As part of their election campaign, the Liberal Democrats have pledged to introduce a bill of digital rights within the first six months of parliament if they are in power after the general election.
The proposal would enforce the civil and human rights that citizens have in the physical world in the digital world and also add new specific digital rights.
When announcing the proposal, Deputy Prime Minister Nick Clegg said “the way in which we work, socialise, buy products and use services has changed at lightning speed since the digital revolution.
“However, government and politicians have responded at snail’s pace, with a poor understanding of new technology and the impact it is having on our lives.
“We need to ensure that consumers, businesses, journalists and our children are protected in the online world.”
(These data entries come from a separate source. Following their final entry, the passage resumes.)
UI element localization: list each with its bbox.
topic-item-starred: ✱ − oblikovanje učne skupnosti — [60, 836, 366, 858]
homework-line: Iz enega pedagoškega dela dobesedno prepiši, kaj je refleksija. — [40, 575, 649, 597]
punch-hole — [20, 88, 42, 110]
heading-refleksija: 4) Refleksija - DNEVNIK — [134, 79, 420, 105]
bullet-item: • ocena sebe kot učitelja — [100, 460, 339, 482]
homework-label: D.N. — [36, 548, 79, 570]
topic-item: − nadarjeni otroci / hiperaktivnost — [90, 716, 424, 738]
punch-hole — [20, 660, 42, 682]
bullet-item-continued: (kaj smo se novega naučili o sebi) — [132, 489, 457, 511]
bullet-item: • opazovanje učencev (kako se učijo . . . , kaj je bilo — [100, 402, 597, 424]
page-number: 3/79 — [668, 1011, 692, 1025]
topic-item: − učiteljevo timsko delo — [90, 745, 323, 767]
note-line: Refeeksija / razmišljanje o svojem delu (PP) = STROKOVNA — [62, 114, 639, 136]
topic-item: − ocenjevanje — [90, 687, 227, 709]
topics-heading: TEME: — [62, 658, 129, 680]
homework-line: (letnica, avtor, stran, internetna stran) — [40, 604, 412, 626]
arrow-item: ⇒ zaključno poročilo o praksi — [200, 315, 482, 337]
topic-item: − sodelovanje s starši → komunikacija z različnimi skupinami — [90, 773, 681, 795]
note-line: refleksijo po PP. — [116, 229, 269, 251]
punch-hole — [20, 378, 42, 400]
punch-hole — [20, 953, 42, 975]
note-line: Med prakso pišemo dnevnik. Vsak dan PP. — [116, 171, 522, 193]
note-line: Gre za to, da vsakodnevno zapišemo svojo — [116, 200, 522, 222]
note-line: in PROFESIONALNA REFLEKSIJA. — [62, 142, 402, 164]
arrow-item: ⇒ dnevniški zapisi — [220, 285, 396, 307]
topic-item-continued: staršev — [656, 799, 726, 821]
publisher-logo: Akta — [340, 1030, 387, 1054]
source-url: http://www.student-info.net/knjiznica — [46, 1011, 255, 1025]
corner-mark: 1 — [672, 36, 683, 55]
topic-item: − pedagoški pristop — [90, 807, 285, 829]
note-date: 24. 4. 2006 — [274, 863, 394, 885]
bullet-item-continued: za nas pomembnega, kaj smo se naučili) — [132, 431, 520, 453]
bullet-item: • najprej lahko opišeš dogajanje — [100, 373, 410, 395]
The bill includes provisions for the information commissioner to review companies that infringe data laws; increased legal protection for customers who are misled by companies’ terms and conditions and criminal legislation for companies that take customers’ data and sell it onto third-parties.
The proposals also include specific protection for journalists as it would ensure that the government defend a free press, particularly in a digital sphere.
The Liberal Democrats argue that the state should only have minimal regulatory involvement in ‘internet policing’, and surveillance or intervention “must only take place where it is clearly justified for the protection of the public and in accordance with the fundamental principles of necessity and proportionality”.
But in terms of security and protection, the state must “uphold and facilitate the strongest security standards online” and not “obstruct the availability of encryption technologies”.